Il y a aussi le témoignage de Jeanne: "Même si tout semble correct au niveau gynéco, je ne ressens plus de désir... ma libido ne fonctionne plus". Ou encore dans le long témoignage de Laetitia, des phrases de détresse ont été soulignées en gras comme: "Je me sens mal d'avoir tué mon tout premier bébé".

Les sites "EcouteIVG.org" ou "SOSbébé" ont eux aussi une apparente neutralité. Le premier explique que le réseau "Ecoute IVG" est une "association nationale d'écoute, d'aide, d'informations et de soutien pour toute femme et tout homme touché par l'avortement". Mais ces deux sites sont proches d'Alliance Vita, une association "pro-vie".

Wikipedia, Doctissimo et la désinformation

Le Haut conseil à l’égalité entre les femmes et les hommes avait remis un rapport en septembre pointant la visibilité de ces sites Internet anti-IVG mais aussi, plus généralement, la mobilisation militante en ligne. Il dénonce ainsi la définition de l’avortement sur Wikipedia, qui est la première réponse sur Google à la requête "avortement".

L’avortement y était encore défini lors de l'écriture de cet article comme "l'interruption avant son terme du processus de gestation, c'est-à-dire du développement qui commence à la conception par la fécondation d'un ovule par un spermatozoïde formant ainsi un œuf, qui se poursuit par la croissance de l'embryon, puis du fœtus, et qui s'achève normalement à terme par la naissance d'un nouvel individu de l'espèce". "Cette vision culpabilisante de l’avortement attaque la légitimité qu’a toute femme", dénonce le rapport.

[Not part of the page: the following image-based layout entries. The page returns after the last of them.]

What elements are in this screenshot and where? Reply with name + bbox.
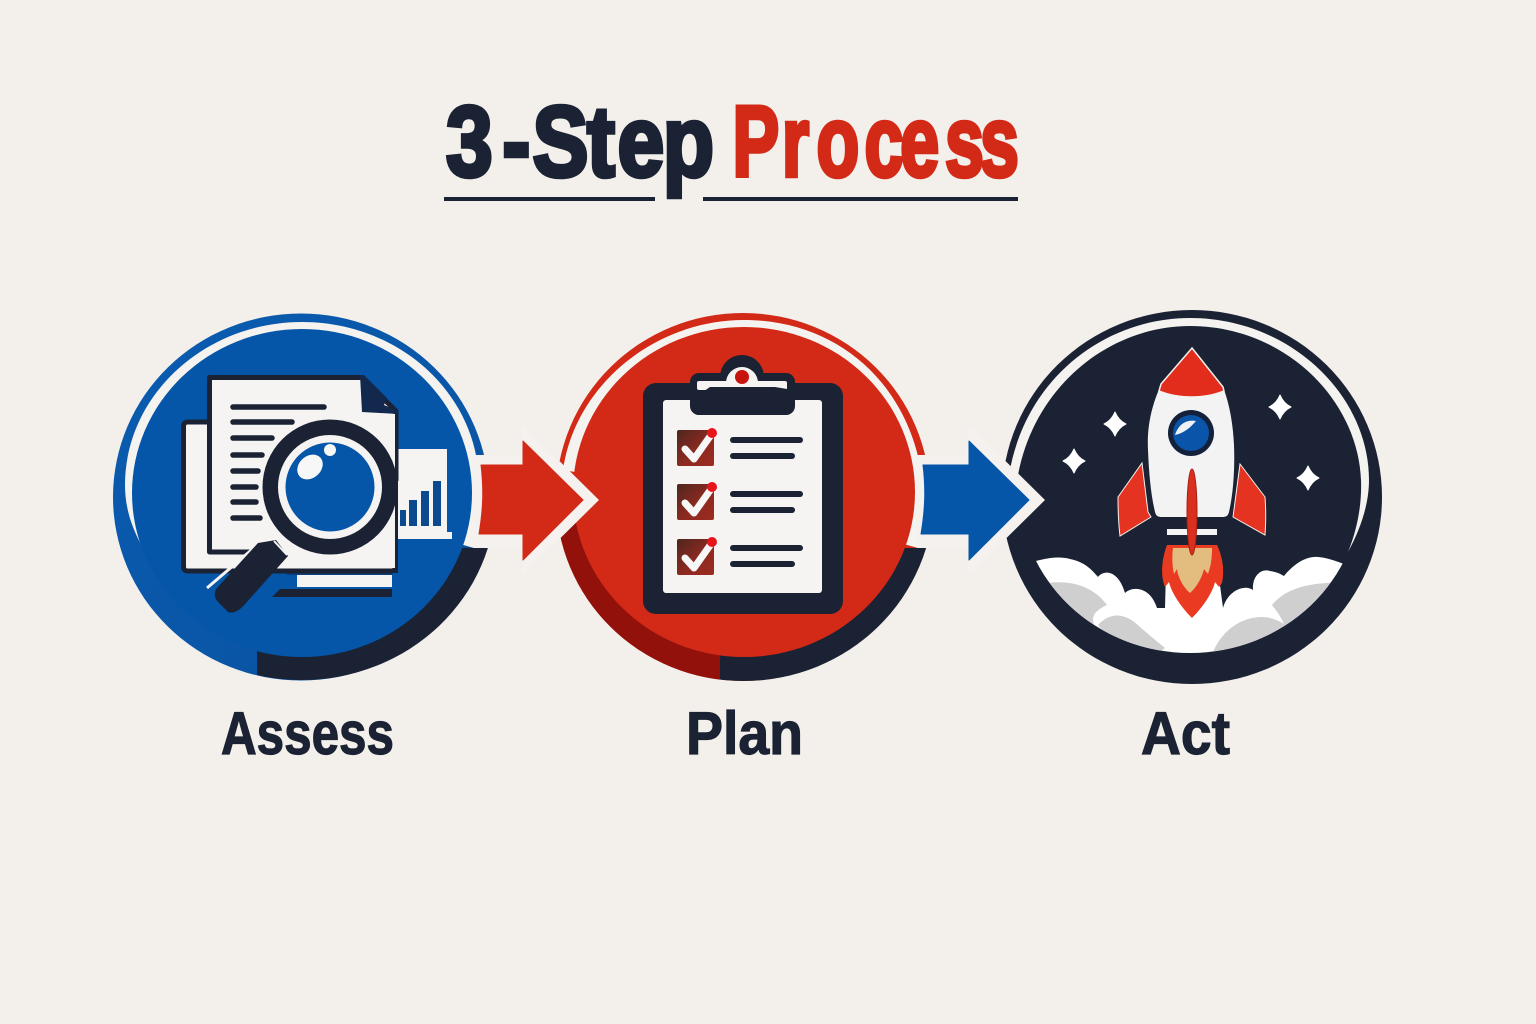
bar chart card (396, 449, 452, 539)
arrow outline (917, 425, 1045, 575)
title word: 3-Step: 3-Step (446, 85, 714, 198)
back page (184, 422, 396, 571)
rocket window (1168, 410, 1214, 456)
title underline (444, 197, 1018, 201)
outer dark ring (1002, 310, 1382, 684)
inner blue disc (132, 329, 472, 657)
label: Assess: Assess (221, 700, 394, 767)
centre fin (1187, 469, 1197, 555)
arrow body (921, 441, 1029, 560)
clipboard board (643, 383, 843, 614)
arrow outline (474, 425, 599, 575)
stars (1063, 395, 1319, 490)
step 2 circle: Plan (554, 309, 934, 681)
base bar (1167, 529, 1217, 535)
page fold (360, 375, 398, 414)
icon: rocket launch (1036, 347, 1342, 653)
checklist row 1 (677, 428, 800, 466)
exhaust flame (1162, 545, 1223, 618)
clip (690, 355, 795, 415)
outer blue ring (113, 314, 489, 680)
rocket nose (1159, 348, 1224, 397)
outer dark arc (720, 548, 926, 681)
grey cloud shading (1049, 582, 1330, 652)
lower page stack (272, 571, 392, 597)
right fin (1233, 464, 1266, 535)
arrow: Assess to Plan (474, 425, 599, 575)
left fin (1118, 463, 1151, 536)
checklist row 2 (677, 482, 800, 520)
icon: clipboard checklist (643, 355, 843, 614)
magnifier (207, 420, 398, 613)
outer red ring (556, 313, 930, 681)
icon: documents with magnifier and chart (184, 375, 452, 613)
white crescent (125, 322, 479, 548)
text lines (233, 407, 324, 518)
step 1 circle: Assess (108, 310, 496, 680)
outer dark arc (257, 548, 488, 680)
arrow: Plan to Act (917, 425, 1045, 575)
smoke clouds (1036, 556, 1342, 653)
label: Plan: Plan (686, 700, 803, 767)
arrow body (479, 441, 583, 560)
front page (210, 378, 396, 552)
white crescent (1009, 318, 1369, 552)
title word: Process: Process (732, 87, 1019, 198)
paper (663, 400, 822, 593)
rocket body (1148, 387, 1234, 517)
step 3 circle: Act (1002, 310, 1382, 684)
outer dark red arc (560, 522, 720, 680)
label: Act: Act (1141, 700, 1230, 767)
white crescent (563, 320, 922, 548)
checklist row 3 (677, 537, 800, 575)
title (444, 85, 1019, 201)
inner red disc (573, 327, 915, 657)
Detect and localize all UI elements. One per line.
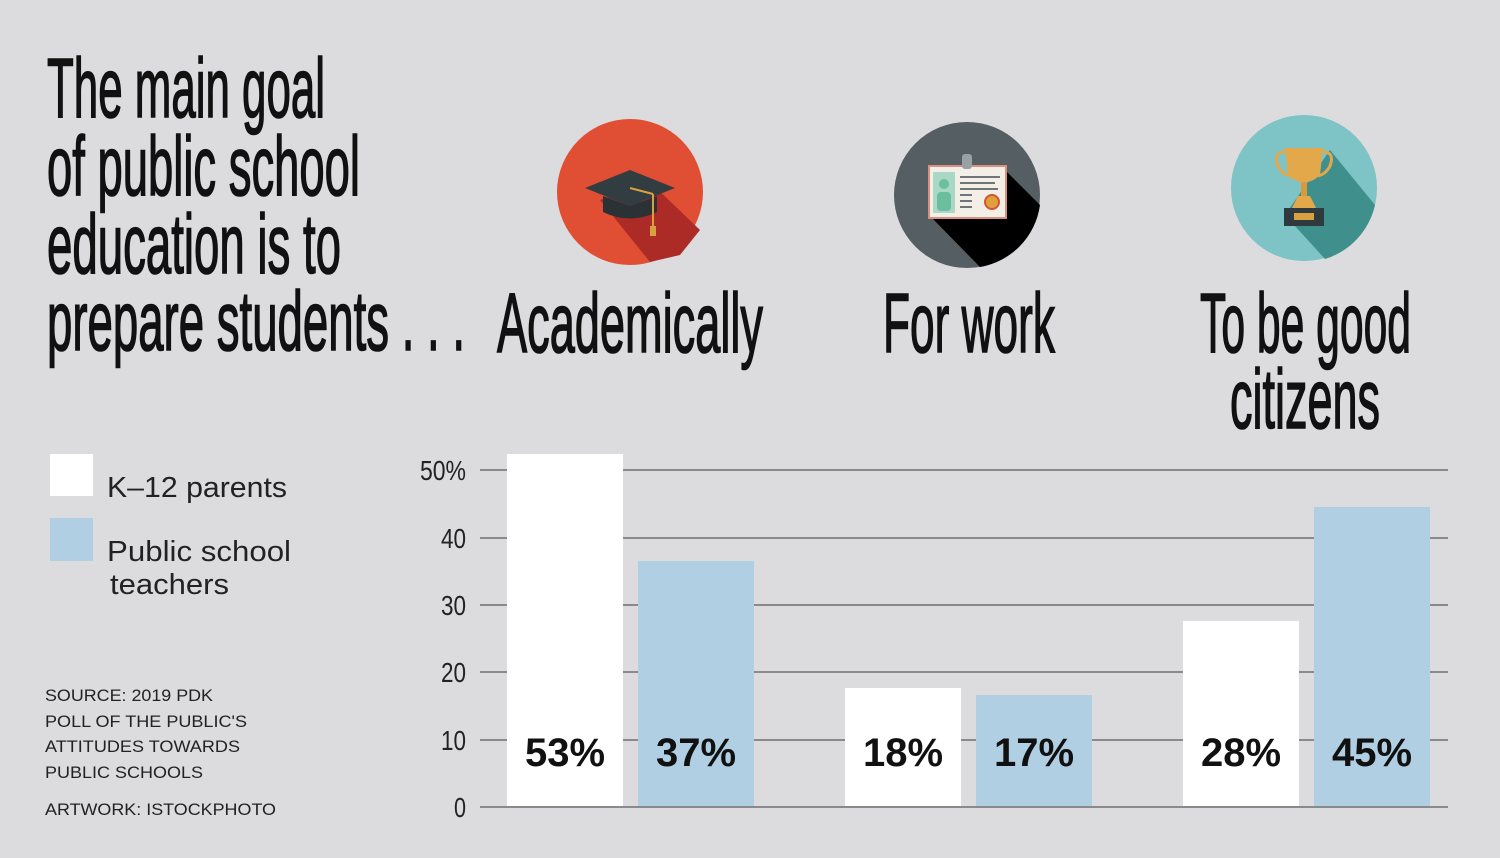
y-axis labels: 30 — [441, 590, 466, 621]
bar value labels: 18% — [863, 731, 943, 775]
icon: id badge — [894, 122, 1040, 268]
title: prepare students . . . — [47, 274, 465, 368]
source note — [45, 686, 276, 819]
source note: SOURCE: 2019 PDK — [45, 686, 214, 705]
bar value labels: 28% — [1201, 731, 1281, 775]
title — [47, 41, 465, 368]
category label: academically: Academically — [497, 276, 763, 370]
source note: PUBLIC SCHOOLS — [45, 763, 203, 782]
source note: ARTWORK: ISTOCKPHOTO — [45, 800, 276, 819]
category label: good citizens — [1200, 276, 1411, 446]
category label: for work: For work — [883, 276, 1056, 370]
legend: K–12 parents — [107, 472, 287, 504]
source note: ATTITUDES TOWARDS — [45, 737, 240, 756]
icon: trophy — [1231, 115, 1377, 261]
legend — [50, 454, 291, 601]
bar chart — [420, 454, 1448, 823]
source note: POLL OF THE PUBLIC'S — [45, 712, 247, 731]
bar value labels: 45% — [1332, 731, 1412, 775]
bar value labels: 17% — [994, 731, 1074, 775]
bar value labels: 53% — [525, 731, 605, 775]
title: The main goal — [47, 41, 325, 135]
bar value labels — [525, 731, 1412, 775]
icon: graduation cap — [557, 119, 703, 265]
legend: Public school — [107, 536, 291, 568]
y-axis labels: 0 — [454, 792, 466, 823]
legend: teachers — [110, 569, 229, 601]
y-axis labels: 40 — [441, 523, 466, 554]
title: education is to — [47, 197, 341, 291]
y-axis labels: 20 — [441, 657, 466, 688]
y-axis labels — [420, 455, 466, 823]
y-axis labels: 50% — [420, 455, 466, 486]
title: of public school — [47, 119, 360, 213]
bar value labels: 37% — [656, 731, 736, 775]
y-axis labels: 10 — [441, 725, 466, 756]
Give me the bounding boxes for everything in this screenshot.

Le rapport s’inquiète aussi du risque de désinformation sur Doctissimo.fr, là aussi en tête des résultats des moteurs de recherche. "La tendance principale qui ressort est la peur de l'IVG. Doctissimo est donc un moyen facile pour les anti-choix d'atteindre les femmes", explique-t-il.

La riposte du gouvernement

Ce rapport recommandait ainsi de "créer un site internet institutionnel dédié à l’avortement à destination des femmes et des professionnels", ce que le gouvernement fait en lançant le site www.ivg.gouv.fr.

Véronique Séhier, co-présidente du Planning familial, a participé à la rédaction de ce rapport. Elle explique à BFMTV.com que les femmes qui arrivent au Planning ont souvent pour premier réflexe de s’informer sur Internet. Et elles ont souvent surfé sur ces sites où les "traumatismes de l’IVG et les conséquences négatives sont mises en avant". Il importe pour elle d'en "parler autrement" et de faire remonter "une information positive".

Interrogé par BFMTV.com, le ministère de la Santé n’a pas prévu pour l’instant d’acheter des mots-clefs sur les moteurs de recherche, une arme pourtant utilisée par les anti-avortement pour être aussi bien référencés.

Le lancement de ce site avait déjà été évoqué en janvier dernier par la ministre Najat Vallaud-Belkacem. Elle envisageait aussi d'accompagner la riposte face aux numéros verts des anti-IVG par un numéro de téléphone unique, qui n'a pas encore vu le jour.